VIOLÊNCIA OBSTÉTRICA: A CULTURA DE SUA NORMATIZAÇÃO E SEUS IMPACTOS JURÍDICOS-SOCIAIS DENTRO DO ESTADO DEMOCRÁTICO DE DIREITO
DOI:
https://doi.org/10.51891/rease.v12i8.29402Palabras clave:
violência obstétrica. cultura da normatização. violência de gênero. estado democrático de direito. dignidade da pessoa humana.Resumen
Resumo: O presente artigo realizará análise dos fatores que envolvem e caracterizam a violência obstétrica no Brasil, principalmente no que tange sua cultura que a normatizou no meio social, realizando a investigação aprofundada de seus impactos jurídicos-sociais nos fundamentos dentro do Estado Democrático de Direito. O escopo partirá da premissa de que, a violência obstétrica é fruto não só de um ato isolado, mas sim, da continuação de uma violência de gênero que é datada historicamente, enraizada sob fundamentos patriarcais.

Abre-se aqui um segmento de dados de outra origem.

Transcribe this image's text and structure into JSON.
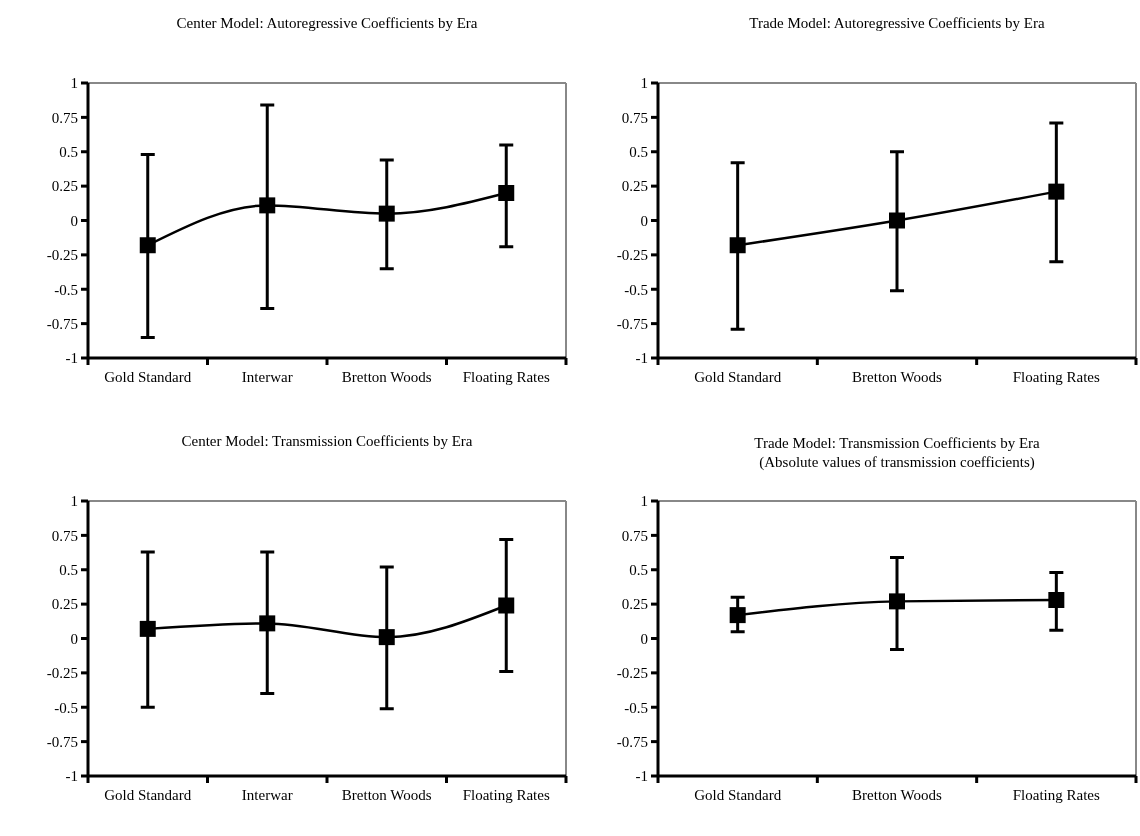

Historicamente, sempre existiu o pensamento de que a mulher, detinha o papel de procriação e de trabalho doméstico, a retirando de papéis importantes na sociedade e dentro de seu próprio lar. O trabalho sustenta a tese de que a violência foi normatizada pela práxis médica tecnocrática (FOUCAULT, 1979). O objetivo é realizar a demonstração de como essa cultura da normatização corrói e corrobora para a desconstitucionalização e violação de garantias primordiais da mulher, como a dignidade da pessoa humana. Mesmo após avanços legislativos, como a Lei Maria da Penha e protocolos criados na esfera cível, como a responsabilização dos profissionais de saúde que cometem esses atos, a falta de tipificação penal e a cultura da normatização atrapalham na erradicação da violência obstétrica. Dessa forma, espera-se demonstrar que a normatização dessa violência que anda lado a lado com a violência de gênero, contamina todo o sistema judiciário, ao passo que perpetua a impunidade desses atos lesivos a mulher parturiente.